I spent the last few months turning ideas into working systems fast.

I did not realize there was a name for it at first, but a lot of what I have been doing lately fits what people now call vibe coding. For me, it is not just prompting for code and hoping for the best. It is fast iteration, product instinct, technical judgment, and using AI to move from rough concept to usable tool without getting stuck in over-planning.

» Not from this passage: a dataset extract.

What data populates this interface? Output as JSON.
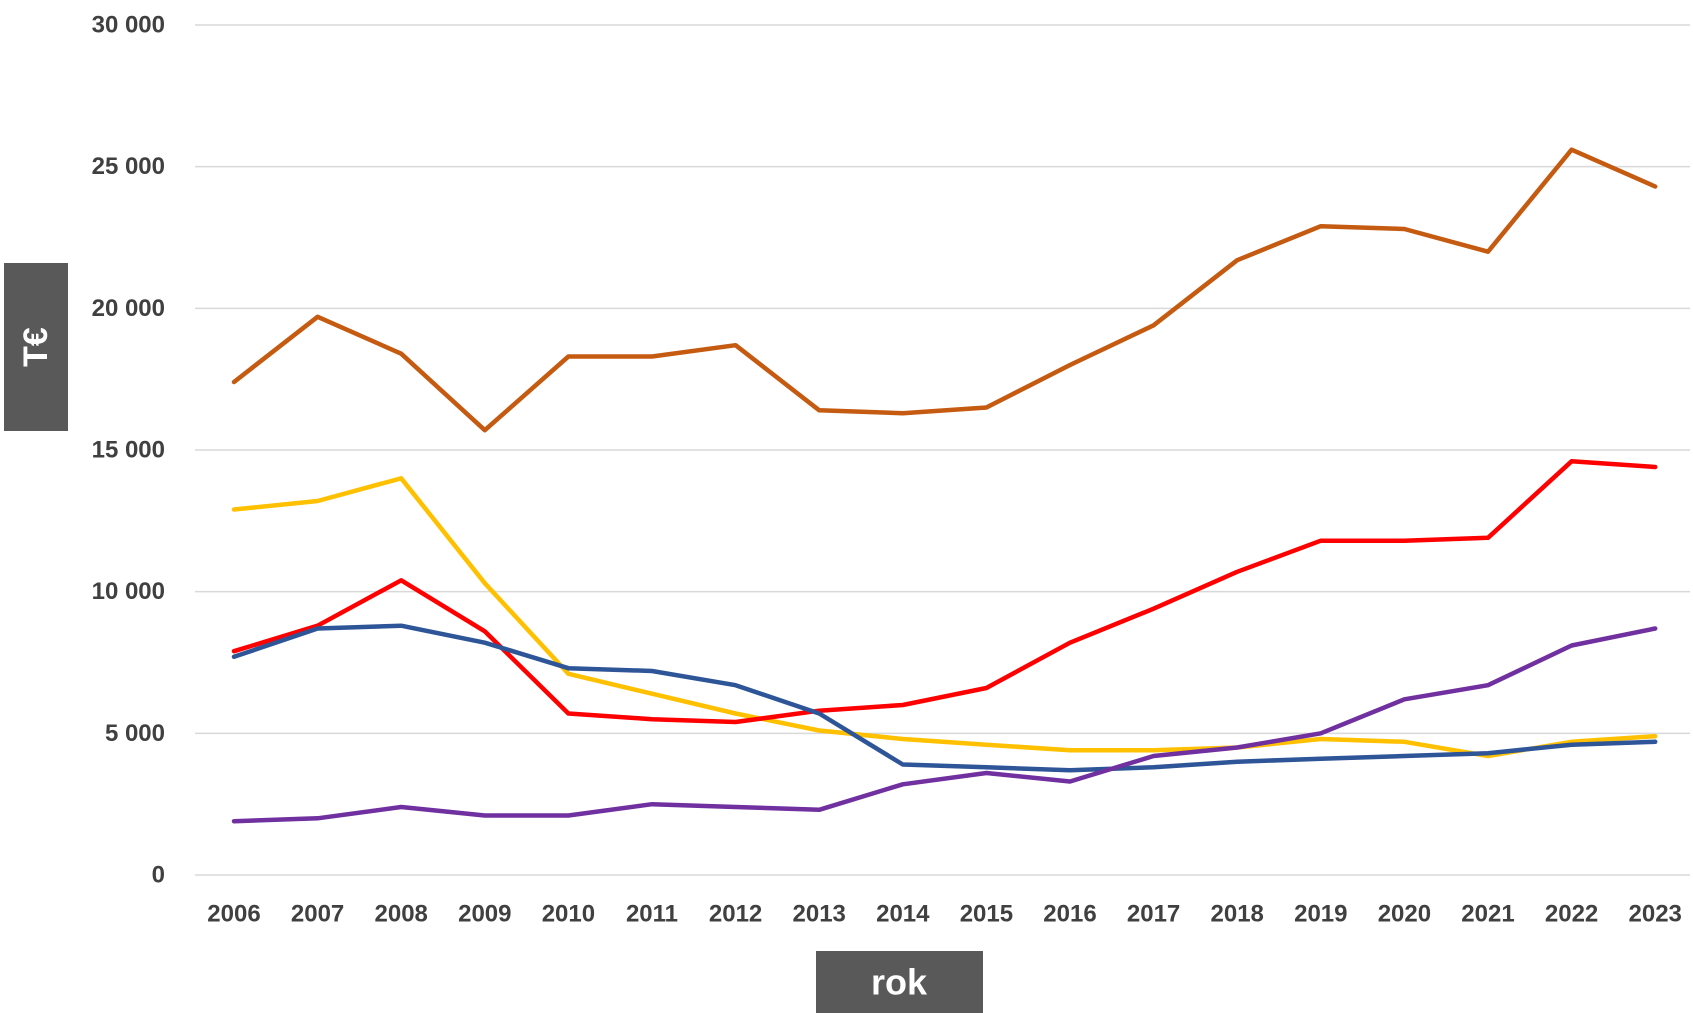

Since spinning up OpenClaw, I have been building in loops. Sketch the shape, get something working, see where it breaks, tighten the logic, improve the UX, and keep going until it actually earns its place. That process has driven Alfred-style assistant workflows, Mission Control as a personal operating surface, Sports Bagwaan as a private app, and even this site, which has gradually become more reflective of how I actually work instead of reading like a placeholder.

A lot of that work has lived across PHP, HTML, CSS, JavaScript, Node.js, Python, SQLite, JSON-based state, lightweight APIs, and careful prompt-guided iteration with models like Claude. The AI helps with speed, but the real value comes from knowing what to keep, what to throw out, how to debug weird behavior, and how to shape something into a cleaner system instead of a pile of generated parts.

I have also used Claude to help build Python tooling that reads structured Excel inputs and assembles polished PowerPoint outputs, cutting a process that used to eat most of a workday down to a much smaller window. That kind of work matters to me because good automation should reduce friction, standardize output, and give people more time for judgment instead of repetitive assembly.

I also work with OSINT researchers on background reporting, and that has pushed me to think carefully about verification, workflow quality, and being deliberate about what should stay private. The result is a style of building that is fast, hands-on, and creative, but still grounded in real constraints, real users, and real consequences.